Sovereignty ‘Violating’ FACTA
As Green argues: “Countries and foreign financial institutions (FFIs) have been coerced into complying with FATCA’s sovereignty-violating, expensive, burdensome and privacy-infringing regulations by the U.S.- or face heavy penalties. In effect, these countries and FFIs are now working as de facto agents of America’s tax authority.”
He adds: “It is claimed by its proponents that this law is designed to catch tax evaders who illegally shelter money offshore.”
This might be a noble aim, just as with the U.S.’ upcoming Section 871(m) regulation on withholding tax covering derivatives investments to be enforced in 2017 on non-US resident investors – aka ‘Aliens’. This particular tax regulation seeks to impose withholding tax of between 15%-30% on a range of derivative investments and income.
According to Green FATCA “cannot possibly tackle this extremely important global issue effectively due to its dragnet, untargeted approach.” Now where I have heard that line before? Oh, yes a whole host of financial regulations initiated by the European Commission. And, it once again underscores the disconnect between the regulators and the industry under the spotlight.
Unintended Consequences & ‘Financial Pariahs’
Instead, he says what it does – due to its plethora of serious unintended adverse consequences – is to brand the some seven million Americans who choose to live and/or work overseas, including many of the 300,000 in Israel for example, as “financial pariahs”.
U.S. expats are now routinely rejected from FFIs, such as banks in their country of residence, as result of FATCA’s costly and onerous regulations.

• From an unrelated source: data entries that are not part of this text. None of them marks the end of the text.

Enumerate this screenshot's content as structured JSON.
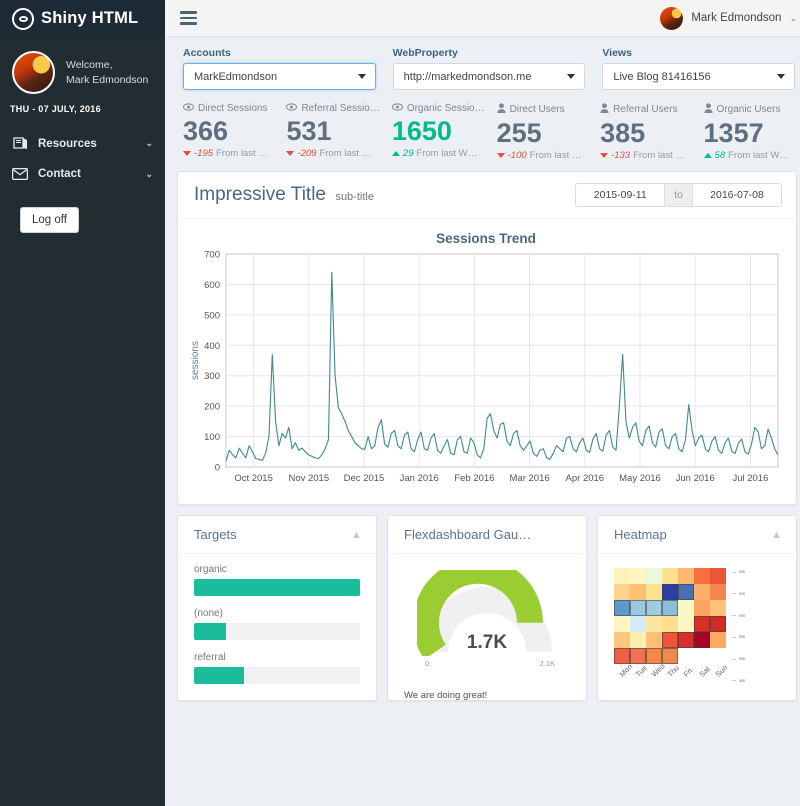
{
  "brand": {
    "title": "Shiny HTML",
    "logo_icon": "eye-icon"
  },
  "sidebar": {
    "welcome_label": "Welcome,",
    "user_name": "Mark Edmondson",
    "date_line": "THU - 07 JULY, 2016",
    "items": [
      {
        "label": "Resources",
        "icon": "book-icon",
        "chevron": "⌄"
      },
      {
        "label": "Contact",
        "icon": "envelope-icon",
        "chevron": "⌄"
      }
    ],
    "logoff_label": "Log off"
  },
  "topbar": {
    "menu_icon": "hamburger-icon",
    "user_name": "Mark Edmondson",
    "caret": "⌄"
  },
  "selectors": [
    {
      "label": "Accounts",
      "value": "MarkEdmondson",
      "focused": true
    },
    {
      "label": "WebProperty",
      "value": "http://markedmondson.me",
      "focused": false
    },
    {
      "label": "Views",
      "value": "Live Blog 81416156",
      "focused": false
    }
  ],
  "kpis": [
    {
      "icon": "eye-icon",
      "label": "Direct Sessions",
      "label_full": "Direct Sessions",
      "value": "366",
      "delta": "-195",
      "direction": "down",
      "note": "From last …"
    },
    {
      "icon": "eye-icon",
      "label": "Referral Sessio…",
      "label_full": "Referral Sessions",
      "value": "531",
      "delta": "-209",
      "direction": "down",
      "note": "From last …"
    },
    {
      "icon": "eye-icon",
      "label": "Organic Sessio…",
      "label_full": "Organic Sessions",
      "value": "1650",
      "delta": "29",
      "direction": "up",
      "note": "From last W…",
      "highlight": true
    },
    {
      "icon": "user-icon",
      "label": "Direct Users",
      "label_full": "Direct Users",
      "value": "255",
      "delta": "-100",
      "direction": "down",
      "note": "From last …"
    },
    {
      "icon": "user-icon",
      "label": "Referral Users",
      "label_full": "Referral Users",
      "value": "385",
      "delta": "-133",
      "direction": "down",
      "note": "From last …"
    },
    {
      "icon": "user-icon",
      "label": "Organic Users",
      "label_full": "Organic Users",
      "value": "1357",
      "delta": "58",
      "direction": "up",
      "note": "From last W…"
    }
  ],
  "main_panel": {
    "title": "Impressive Title",
    "subtitle": "sub-title",
    "date_start": "2015-09-11",
    "date_to": "to",
    "date_end": "2016-07-08"
  },
  "bottom_panels": {
    "targets": {
      "title": "Targets",
      "collapse_icon": "chevron-up-icon",
      "bars": [
        {
          "label": "organic",
          "percent": 100
        },
        {
          "label": "(none)",
          "percent": 19
        },
        {
          "label": "referral",
          "percent": 30
        }
      ]
    },
    "gauge": {
      "title": "Flexdashboard Gau…",
      "value_label": "1.7K",
      "min_label": "0",
      "max_label": "2.1K",
      "note": "We are doing great!",
      "color": "#9ACD32"
    },
    "heatmap": {
      "title": "Heatmap",
      "collapse_icon": "chevron-up-icon",
      "x_labels": [
        "Mon",
        "Tue",
        "Wed",
        "Thu",
        "Fri",
        "Sat",
        "Sun"
      ]
    }
  },
  "chart_data": {
    "type": "line",
    "title": "Sessions Trend",
    "xlabel": "",
    "ylabel": "sessions",
    "ylim": [
      0,
      700
    ],
    "yticks": [
      0,
      100,
      200,
      300,
      400,
      500,
      600,
      700
    ],
    "xticks": [
      "Oct 2015",
      "Nov 2015",
      "Dec 2015",
      "Jan 2016",
      "Feb 2016",
      "Mar 2016",
      "Apr 2016",
      "May 2016",
      "Jun 2016",
      "Jul 2016"
    ],
    "grid": true,
    "legend": "none",
    "line_color": "#3f8a8a",
    "series": [
      {
        "name": "sessions",
        "values": [
          20,
          55,
          40,
          30,
          62,
          45,
          30,
          70,
          50,
          28,
          25,
          22,
          45,
          100,
          370,
          150,
          70,
          110,
          95,
          130,
          60,
          80,
          55,
          62,
          50,
          40,
          35,
          30,
          28,
          40,
          60,
          90,
          640,
          300,
          195,
          175,
          150,
          120,
          100,
          80,
          70,
          60,
          58,
          100,
          60,
          70,
          130,
          155,
          75,
          65,
          110,
          120,
          70,
          60,
          105,
          115,
          60,
          50,
          90,
          115,
          60,
          55,
          95,
          110,
          55,
          45,
          70,
          90,
          45,
          40,
          90,
          100,
          50,
          45,
          95,
          80,
          40,
          30,
          60,
          160,
          175,
          120,
          95,
          140,
          145,
          85,
          70,
          110,
          120,
          70,
          55,
          70,
          85,
          45,
          35,
          55,
          60,
          30,
          25,
          45,
          70,
          60,
          50,
          95,
          100,
          60,
          50,
          80,
          95,
          55,
          48,
          92,
          110,
          60,
          52,
          105,
          120,
          65,
          55,
          200,
          370,
          150,
          95,
          130,
          145,
          85,
          70,
          120,
          135,
          80,
          65,
          115,
          125,
          70,
          60,
          100,
          110,
          60,
          50,
          90,
          205,
          120,
          70,
          95,
          105,
          60,
          50,
          85,
          100,
          55,
          45,
          80,
          95,
          52,
          44,
          78,
          92,
          50,
          42,
          76,
          130,
          115,
          60,
          70,
          125,
          95,
          60,
          40
        ]
      }
    ]
  },
  "heatmap_data": {
    "type": "heatmap",
    "x_labels": [
      "Mon",
      "Tue",
      "Wed",
      "Thu",
      "Fri",
      "Sat",
      "Sun"
    ],
    "rows": 6,
    "cols": 7,
    "cells": [
      [
        "#fdf3b8",
        "#fdf6c2",
        "#ecf7dc",
        "#fde08e",
        "#fcb86e",
        "#f4713f",
        "#ea5738"
      ],
      [
        "#fdd28a",
        "#fdbf72",
        "#fde193",
        "#2f3f9e",
        "#4a6fb5",
        "#fcb069",
        "#f58753"
      ],
      [
        "#5b9bc9",
        "#9cc9e0",
        "#9fcbe1",
        "#8cc0da",
        "#fbf8c6",
        "#fca55f",
        "#fdc178"
      ],
      [
        "#fdf6c0",
        "#d4ecf5",
        "#fde59b",
        "#fddd8e",
        "#fdf5bf",
        "#d92f26",
        "#cf2a26"
      ],
      [
        "#fdc87d",
        "#fdf0ae",
        "#fdc078",
        "#ef5439",
        "#d5302a",
        "#a60526",
        "#fcab63"
      ],
      [
        "#ef6042",
        "#f07250",
        "#f9874d",
        "#f08a50",
        "blank",
        "blank",
        "blank"
      ]
    ],
    "selected": [
      [
        1,
        3
      ],
      [
        1,
        4
      ],
      [
        2,
        0
      ],
      [
        2,
        1
      ],
      [
        2,
        2
      ],
      [
        2,
        3
      ],
      [
        3,
        5
      ],
      [
        3,
        6
      ],
      [
        4,
        3
      ],
      [
        4,
        4
      ],
      [
        4,
        5
      ],
      [
        5,
        0
      ],
      [
        5,
        1
      ],
      [
        5,
        2
      ],
      [
        5,
        3
      ]
    ]
  }
}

The upshot is that in Green’s view Americans are now typically deemed “more trouble than they are worth.”
Rubbing the point in further he adds: “Similarly, American businesses working in international markets are now often branded with a leprosy-like status. Clearly, this can only be detrimental to their global competiveness and could, in turn, hit American jobs and the long-term growth of the U.S. economy.” Now that of course could well have far-reaching consequences beyond the US itself.
The Israeli High Court decision could represent a landmark moment in the fight to have what Green and others regard as a “controversial and damaging law that should be resigned to the history books.” It’s any guess whether Justice Meltzer’s latest action will encourage and influence more nations worldwide to reconsider FATCA.
Note: The US Internal Revenue Service’s (IRS) website provides FAQs and answers on FACTA issues on its website.